■ Feiernd lernen
: Die andere Lebensart

Das Basteln von Osterhäschen und Weihnachtssternen zu den wichtigsten Festen im Jahreslauf des hiesigen Kalenders sind selbstverständlicher Bestandteil des gängigen Kanons kultureller Erziehung in Kindereinrichtungen und Schulen. Die mit den Festen eng verbundenen Mythen und Geschichten erklären die kulturelle oder religiöse Weltsicht. Die Situaton des multikulturellen Zusammenlebens bringt es mit sich, daß das Bedürfnis wächst, mit den Kindern auch die Feste der Migranten zu feiern. Kinder setzen alles daran, die Erfahrungen, die sie außerhalb der Familie machen, mit ihrer häuslichen Welt in Einklang zu bringen. Für Kinder ist es von großer Bedeutung, daß ihre Familie und das, was sie von dort mitbringen, wertgeschätzt wird. Von daher bedeutet die Ignoranz gegenüber den kulturellen Differenzen Abwertung, Respektlosigkeit, Verunsicherung.

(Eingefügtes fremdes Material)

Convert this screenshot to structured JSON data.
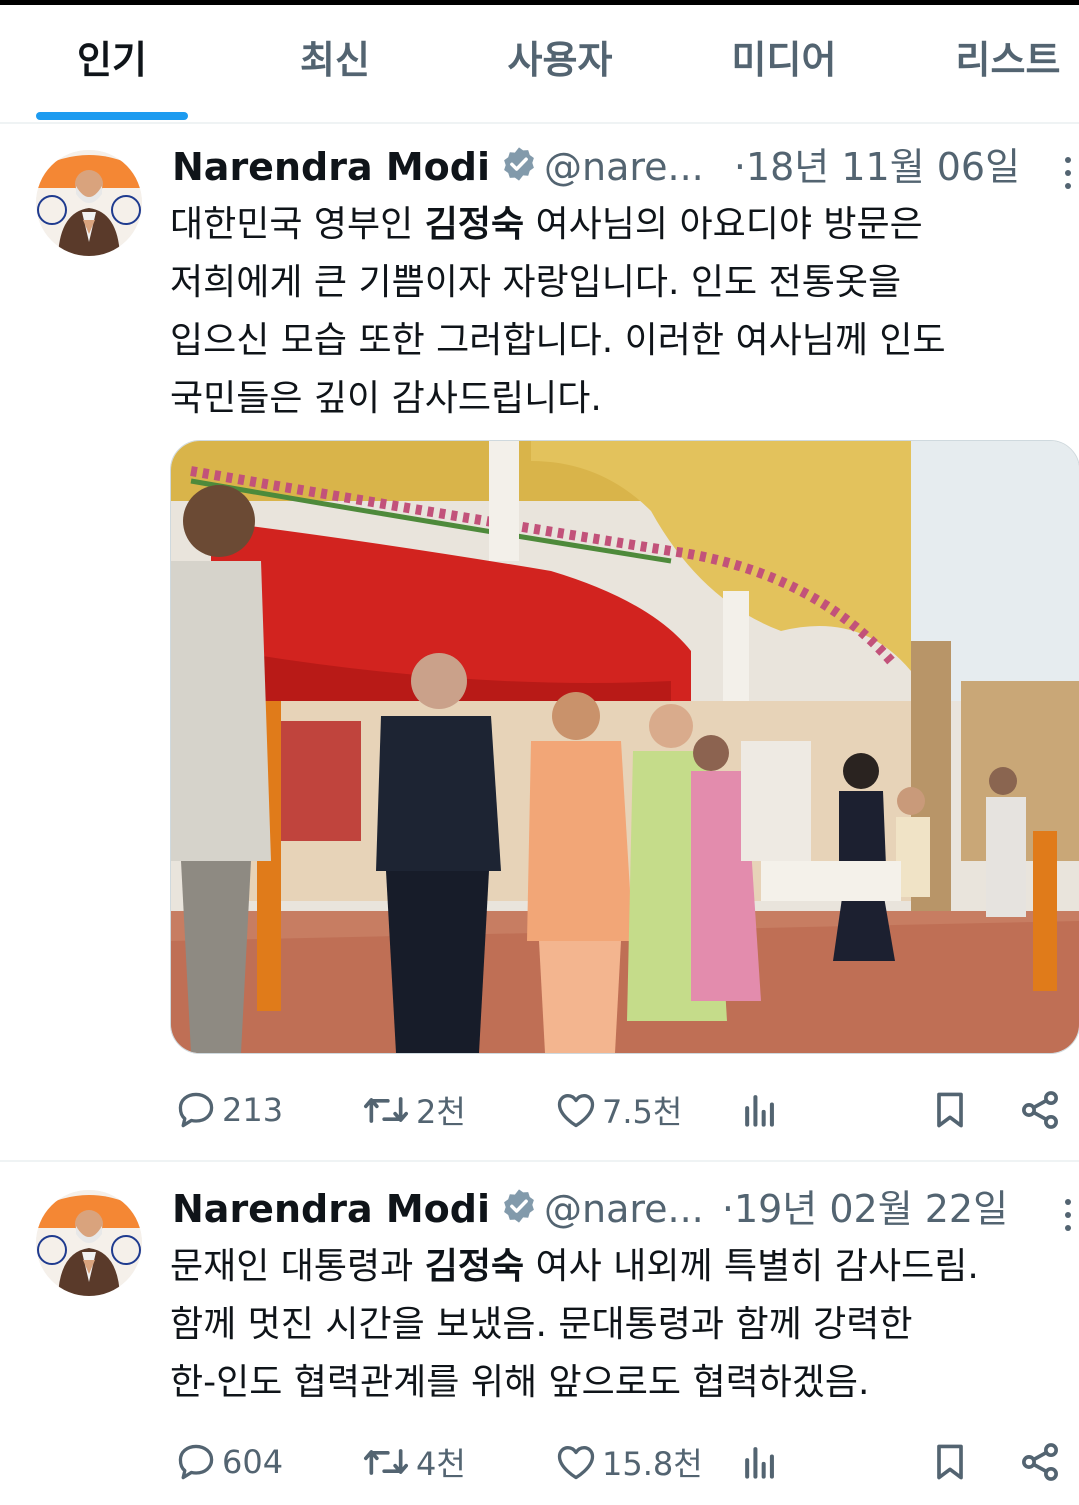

Zu den Prinzipien der interkulturellen Erziehung gehört es, deren jeweiligen Hintergrund ernst- und anzunehmen. In Kindereinrichtungen und Schulen, die sich daran orientieren, geschieht das u.a. dadurch, daß die Vielfalt der Kulturen durch die Gestaltung der Räume, die Auswahl der Bilder und Fotografien an den Wänden, durch die Repräsentanz der Muttersprachen, aber auch durch die Lerninhalte erlebbar gemacht werden. Eine besonders gute Möglichkeit ist das gemeinsame Feiern von Festen, wie sie die Kinder von zu Hause kennen. Das Zulassen der Feste verschiedener Kulturen und Religionen bedeutet ein Ja zum Zusammenleben in der multikulturellen Gesellschaft.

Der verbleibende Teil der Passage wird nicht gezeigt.